Cage Matches with Uncertainty

I know I’ve shared this insight from Theodore Roosevelt before, but I just love it so much that I’m sharing it twice, plus I want to talk about the arena (where I’m currently getting my trash kicked):

It is not the critic who counts; not the man who points out how the strong man stumbles, or where the doer of deeds could have done them better. The credit belongs to the man who is actually in the arena, whose face is marred by dust and sweat and blood; who strives valiantly; who errs, who comes short again and again, because there is no effort without error and shortcoming; but who does actually strive to do the deeds; who knows great enthusiasms, the great devotions; who spends himself in a worthy cause; who at the best knows in the end the triumph of high achievement, and who at the worst, if he fails, at least fails while daring greatly, so that his place shall never be with those cold and timid souls who neither know victory nor defeat." 
 
Why do I love this quote so much?

Because every day I end up in an illegal, underground cage match with uncertainty.
And every day, I get pummeled.



What advantages does uncertainty have in our very unfair fight?
-surprise attacks
-always changing techniques
-my own false sense of security before the knockout blow
-aggressive onslaughts towards every aspect of my life (knowing all my targets)
-nowhere for me to strike and thus training for each fight is futile
-all the blacks and whites seem to bleed into varying shades of gray

Which explains why I lose every time. But at least I look semi-tough with blood, sweat, and tears as I fight an invisible, metaphorical enemy.

On second though, I probably look like an idiot thrashing about with no opponent in sight. I should probably rethink my tactics.

I read a really great talk this week though (“On Dealing with Uncertainty”) and the author, Bruce C. Hafen, suggested that ambiguity and the shades of gray in life are not all bad, but that there is a productive response to the unknown, “where we not only view things with our eyes wide open, but with our hearts wide open as well.”

Doesn’t that sound like wholehearted living? Seeing and feeling things as they come?

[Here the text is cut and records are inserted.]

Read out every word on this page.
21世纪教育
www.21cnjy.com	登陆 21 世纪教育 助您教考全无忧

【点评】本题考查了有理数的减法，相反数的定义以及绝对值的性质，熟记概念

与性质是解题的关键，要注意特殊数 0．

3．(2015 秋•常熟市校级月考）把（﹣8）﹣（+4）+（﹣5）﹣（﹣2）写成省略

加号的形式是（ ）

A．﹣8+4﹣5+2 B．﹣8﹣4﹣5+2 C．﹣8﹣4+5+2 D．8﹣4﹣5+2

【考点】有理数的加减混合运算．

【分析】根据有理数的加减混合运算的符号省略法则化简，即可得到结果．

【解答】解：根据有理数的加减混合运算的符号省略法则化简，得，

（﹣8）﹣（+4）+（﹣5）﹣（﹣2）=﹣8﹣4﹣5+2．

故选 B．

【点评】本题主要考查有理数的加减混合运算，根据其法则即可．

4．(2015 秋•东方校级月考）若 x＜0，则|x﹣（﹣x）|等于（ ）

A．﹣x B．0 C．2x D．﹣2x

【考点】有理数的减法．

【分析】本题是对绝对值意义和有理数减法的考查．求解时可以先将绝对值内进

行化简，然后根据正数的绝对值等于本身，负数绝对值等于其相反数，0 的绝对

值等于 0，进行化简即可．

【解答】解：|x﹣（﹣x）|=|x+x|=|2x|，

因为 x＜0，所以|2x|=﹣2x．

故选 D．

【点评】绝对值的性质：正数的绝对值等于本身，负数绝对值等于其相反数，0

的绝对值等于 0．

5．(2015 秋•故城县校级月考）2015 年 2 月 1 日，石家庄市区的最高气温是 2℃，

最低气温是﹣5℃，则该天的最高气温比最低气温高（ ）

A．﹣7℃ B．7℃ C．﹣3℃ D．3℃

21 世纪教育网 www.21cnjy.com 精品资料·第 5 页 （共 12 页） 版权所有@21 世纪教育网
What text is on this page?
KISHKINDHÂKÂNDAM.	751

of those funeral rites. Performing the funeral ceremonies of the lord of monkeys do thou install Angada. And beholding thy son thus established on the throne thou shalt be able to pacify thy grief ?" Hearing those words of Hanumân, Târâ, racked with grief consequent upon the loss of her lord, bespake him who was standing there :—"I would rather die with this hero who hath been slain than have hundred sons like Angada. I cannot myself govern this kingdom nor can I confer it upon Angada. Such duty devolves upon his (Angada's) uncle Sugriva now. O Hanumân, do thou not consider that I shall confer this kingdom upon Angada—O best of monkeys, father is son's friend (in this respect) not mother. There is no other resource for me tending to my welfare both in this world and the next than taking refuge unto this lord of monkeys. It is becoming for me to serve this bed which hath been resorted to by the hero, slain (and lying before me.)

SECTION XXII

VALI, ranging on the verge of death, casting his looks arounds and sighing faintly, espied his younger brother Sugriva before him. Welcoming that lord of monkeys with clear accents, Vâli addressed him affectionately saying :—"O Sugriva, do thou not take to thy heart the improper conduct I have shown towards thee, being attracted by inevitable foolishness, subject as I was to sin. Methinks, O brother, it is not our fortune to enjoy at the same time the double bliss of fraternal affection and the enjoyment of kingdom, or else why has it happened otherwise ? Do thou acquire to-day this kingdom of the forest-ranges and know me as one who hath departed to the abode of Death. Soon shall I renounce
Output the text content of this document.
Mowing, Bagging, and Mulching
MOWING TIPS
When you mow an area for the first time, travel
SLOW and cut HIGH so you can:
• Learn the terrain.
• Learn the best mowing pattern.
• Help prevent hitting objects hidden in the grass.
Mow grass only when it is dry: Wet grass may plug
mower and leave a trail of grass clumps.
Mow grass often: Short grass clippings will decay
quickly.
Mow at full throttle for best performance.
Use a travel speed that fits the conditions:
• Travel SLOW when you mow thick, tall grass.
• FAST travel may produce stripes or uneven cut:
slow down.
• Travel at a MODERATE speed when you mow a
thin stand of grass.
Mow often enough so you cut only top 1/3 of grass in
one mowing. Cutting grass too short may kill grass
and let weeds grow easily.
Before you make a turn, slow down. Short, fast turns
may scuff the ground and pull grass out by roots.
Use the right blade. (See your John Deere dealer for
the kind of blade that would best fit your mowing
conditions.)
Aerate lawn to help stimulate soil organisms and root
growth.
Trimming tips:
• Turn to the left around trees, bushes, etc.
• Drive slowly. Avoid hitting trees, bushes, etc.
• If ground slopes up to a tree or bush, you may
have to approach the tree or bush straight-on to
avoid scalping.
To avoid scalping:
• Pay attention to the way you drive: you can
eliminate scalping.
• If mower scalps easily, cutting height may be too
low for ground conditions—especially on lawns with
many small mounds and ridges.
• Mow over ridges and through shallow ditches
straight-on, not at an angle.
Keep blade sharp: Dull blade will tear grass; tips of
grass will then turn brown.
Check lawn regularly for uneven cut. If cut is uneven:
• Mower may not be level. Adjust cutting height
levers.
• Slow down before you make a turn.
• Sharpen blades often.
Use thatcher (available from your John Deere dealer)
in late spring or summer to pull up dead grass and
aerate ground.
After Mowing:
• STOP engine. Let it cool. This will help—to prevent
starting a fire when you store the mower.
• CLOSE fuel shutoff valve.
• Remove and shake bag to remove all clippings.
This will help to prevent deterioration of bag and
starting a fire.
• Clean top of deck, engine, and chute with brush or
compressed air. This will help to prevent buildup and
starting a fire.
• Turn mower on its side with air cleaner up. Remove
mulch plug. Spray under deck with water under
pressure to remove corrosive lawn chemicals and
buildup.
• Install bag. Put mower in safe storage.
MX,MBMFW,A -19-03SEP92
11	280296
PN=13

Anyways, it gave me good techniques for my intense combats with uncertainty, as did some advise from a friend at work this week: that uncertainty allows us to live with open eyes. a.k.a. recognizing a multiplicity of good roads coming our way.

I’m still figuring out how to apply those strategies, but I am also thankful I do have a few certain things on my side: the love of my family, the love and reality of my God, and literacy skills that won’t fade with age.

Maybe I’ll never win any of my cage matches with uncertainty. Maybe that means I should find another way of dealing with it than the uncivilized method I’m using now.

Like a staring contest.
Where I can open my eyes and see possibility instead of dead ends.